In early December, the Board of Governors met in Anaheim, California, the site of our 2008 annual meetings. I want to share a few of the many issues that the Board and Officers discussed.
First, the planning for our annual meeting is going well. Jim Walsh and his teams of dedicated, talented and fun-loving organizing committees are working quite hard toward a conference focused around the theme, “The Questions We Ask.” From what we heard, we’re expecting another great meeting with innovations for better member experiences, cutting edge research, professional development workshops and record attendance.

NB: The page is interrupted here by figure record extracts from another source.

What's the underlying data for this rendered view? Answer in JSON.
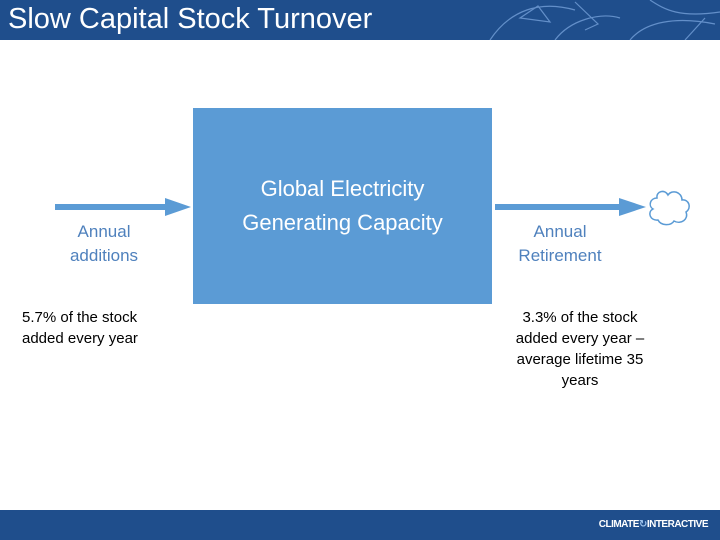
{
  "slide": {
    "title": "Slow Capital Stock Turnover"
  },
  "stock": {
    "label_line1": "Global Electricity",
    "label_line2": "Generating Capacity"
  },
  "inflow": {
    "label_line1": "Annual",
    "label_line2": "additions",
    "note_line1": "5.7% of the stock",
    "note_line2": "added every year"
  },
  "outflow": {
    "label_line1": "Annual",
    "label_line2": "Retirement",
    "note_line1": "3.3% of the stock",
    "note_line2": "added every year –",
    "note_line3": "average lifetime 35",
    "note_line4": "years"
  },
  "footer": {
    "brand_part1": "CLIMATE",
    "brand_part2": "INTERACTIVE"
  },
  "colors": {
    "header_bar": "#1f4e8c",
    "stock_fill": "#5b9bd5",
    "flow_arrow": "#5b9bd5",
    "flow_label": "#4f81bd"
  },
  "icons": {
    "sink": "cloud-icon",
    "logo": "climate-interactive-logo"
  }
}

Second, the AOM continues our focus on ethics. During the last few years, we created our ethics architecture. Specifically, members developed and the Board approved our ethical code, an Ombuds Committee (which is chaired by Linda Trevino, Penn State University) and an Adjudication Committee (which is chaired by Ann Buchholtz, University of Georgia). (For detailed information, please visit http://www.aomonline.org/aom.asp?id=268.) Our next step in this ethics process is to educate our members on this structure. Thus, I am very pleased to announce a new ethics education committee. The chair is Marshall Schminke (University of Central Florida) and its members are Maureen Ambrose (University of Central Florida), Don Bergh (University of Denver), Jeff Edwards (University of North Carolina) and Rick Mowday (University of Oregon). As you read this column, they are developing a plan to raise awareness on ethics, communicate the AOM’s commitment to ethical conduct, and educate our members on our code, ombuds committee and adjudication process. In addition to presentations at our annual meeting to doctoral consortia, editors and standing committees, for example, an AOM casebook on ethical issues, pod casts and on-line education are in the planning stages. The excitement and interest around our ethics structure is high, if not downright infectious. We cannot thank Linda, Ann, Marshall and their committees enough for all of their hard work.
Third, the Board discussed our journals, which are often called our “crown jewels.” One particular aspect of our journals (as well as annual conference) that merits comment is the role of reviewing manuscripts. As we all know, reviewing manuscripts for our journals and conference is a professional service and obligation. Simply put, reviewing is a critical part of knowledge creation and dissemination. Our journals and conferences could not exist without the dedicated reviewing of our members. Further, our journals follow a merit-based process. The best reviewers from our conference are asked to be ad hoc reviewers for our journals. The best ad hoc reviewers are asked to serve on our editorial boards. The best board members (and ad hoc reviewers) are often asked to serve as associate editors and/or guest editors. From the set of outstanding reviewers, guest editors and associate editors, editors are often selected. Thus, this performance-based system depends on active reviewing of our members. I cannot ask you strongly enough or often enough; please volunteer or agree to review manuscripts when asked. We all depend on your reviewing, and we all benefit from reviewing.
Another outcome from the Board’s meeting in Anaheim was the selection of editors for three Academy publications. Amy Hillman (Arizona State University) will assume the editorship of the Academy of Management Review, Garry Bruton (Texas Christian University) will become editor of Perspectives and Ben Arbaugh (University of Wisconsin at Oshkosh) will be the editor of the Learning & Education. They will begin transitioning to their new roles in July, 2008 and start their terms as editor in January, 2009. Please join me in congratulating Amy, Garry and Ben.
Finally, I want to mention what I believe every AOM President comes to appreciate as much as anyone, namely, the breadth and scope of roles that our volunteers serve. Above, I’ve mentioned the ethics volunteers, journal editors and board members. There are dozens and dozens of additional roles in which one can serve. To name only a few, there are committees for local arrangements, awards, mentoring, membership, practice, teaching, international, exhibitors and placement (not to mention our many divisional and interest group committees). Collectively, these selfless volunteers make the AOM happen and allow the AOM to meet the needs of management professors from around the world. In my role as President, I sincerely appreciate and thank each and every person who volunteers to serve.